A kinematics example from examples/13_4.jl — velocity and acceleration of a particle on the path r(t) = ⟨t³, t²⟩ at t = 1:

using SymKit
@sym t

r(t)         = [t^3, t^2]
first_der(t) = [Derivative(r(t)[i], t) for i in 1:length(r(t))]
acc(t)       = [Derivative(first_der(t)[i], t) for i in 1:length(r(t))]
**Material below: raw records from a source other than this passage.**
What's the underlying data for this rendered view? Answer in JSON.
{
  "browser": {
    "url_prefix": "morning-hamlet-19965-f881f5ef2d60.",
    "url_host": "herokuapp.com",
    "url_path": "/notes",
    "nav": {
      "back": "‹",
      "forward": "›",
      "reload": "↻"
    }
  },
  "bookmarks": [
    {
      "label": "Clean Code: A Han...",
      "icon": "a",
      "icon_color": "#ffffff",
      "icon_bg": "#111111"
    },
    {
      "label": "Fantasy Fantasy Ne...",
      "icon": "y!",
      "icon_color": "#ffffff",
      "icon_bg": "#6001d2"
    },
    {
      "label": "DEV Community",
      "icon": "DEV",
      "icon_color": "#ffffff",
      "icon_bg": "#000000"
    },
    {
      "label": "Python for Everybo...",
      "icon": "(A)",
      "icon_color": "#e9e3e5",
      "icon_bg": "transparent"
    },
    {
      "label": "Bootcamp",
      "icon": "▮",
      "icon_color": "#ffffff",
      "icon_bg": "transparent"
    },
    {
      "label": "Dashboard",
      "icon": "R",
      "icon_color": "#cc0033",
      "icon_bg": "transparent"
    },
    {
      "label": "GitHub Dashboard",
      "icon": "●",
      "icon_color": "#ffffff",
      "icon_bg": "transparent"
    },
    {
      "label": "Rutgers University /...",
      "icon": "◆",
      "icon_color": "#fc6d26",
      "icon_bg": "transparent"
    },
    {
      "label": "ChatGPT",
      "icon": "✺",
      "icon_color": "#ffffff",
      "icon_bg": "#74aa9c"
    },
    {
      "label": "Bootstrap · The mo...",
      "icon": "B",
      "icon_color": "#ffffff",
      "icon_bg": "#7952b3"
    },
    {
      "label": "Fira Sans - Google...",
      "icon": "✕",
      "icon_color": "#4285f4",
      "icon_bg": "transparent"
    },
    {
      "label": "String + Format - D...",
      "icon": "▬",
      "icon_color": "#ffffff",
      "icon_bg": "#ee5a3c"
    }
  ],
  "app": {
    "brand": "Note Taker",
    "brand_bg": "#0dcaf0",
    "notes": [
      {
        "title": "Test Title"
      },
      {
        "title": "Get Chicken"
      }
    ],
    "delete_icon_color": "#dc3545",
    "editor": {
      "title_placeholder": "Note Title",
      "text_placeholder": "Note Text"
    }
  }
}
velocity_at_1     = [Evaluate(first_der(t)[i], t, 1) for i in 1:length(first_der(t))]
acceleration_at_1 = [Evaluate(acc(t)[i], t, 1)       for i in 1:length(acc(t))]

Author

Miraj Samarakkody — <miraj.samarakkody@gmail.com>

Source: https://github.com/mirajcs/SymKit

Citing SymKit.jl

If you use SymKit.jl in your work, please cite it as:

Samarakkody, M. (2026). SymKit.jl: A Julia package for symbolic computation (Version 0.1.0) [Computer software]. https://doi.org/10.5281/zenodo.20237362

BibTeX:

{% raw %}

@software{samarakkody_symkit_2026,
  author  = {Samarakkody, Miraj},
  title   = {{SymKit.jl}: A {J}ulia package for symbolic computation},
  year    = {2026},
  version = {0.1.0},
  doi     = {10.5281/zenodo.20237362},
  url     = {https://github.com/mirajcs/SymKit}
}

{% endraw %}

Acknowledgement

This work was supported by the HBCU UP Implementation project, Award No. 2510537.

References

  • stewartStewart, J. Calculus: Early Transcendentals, 8th ed. Cengage Learning, 2015. — Differentiation rules used in src/differentiate.jl.
  • rudinRudin, W. Principles of Mathematical Analysis, 3rd ed. McGraw-Hill, 1976. — ε-δ formulation underlying the numerical Limit routine.
  • cohenCohen, J. S. Computer Algebra and Symbolic Computation: Mathematical Methods. A K Peters, 2003. — Expression-tree representation and simplification strategy.
  • geddesGeddes, K. O.; Czapor, S. R.; Labahn, G. Algorithms for Computer Algebra. Kluwer, 1992. — General reference for symbolic simplification and canonicalization.
  • baaderBaader, F.; Nipkow, T. Term Rewriting and All That. Cambridge University Press, 1998. — Theoretical basis for the fixed-point rewrite loop in Simplify.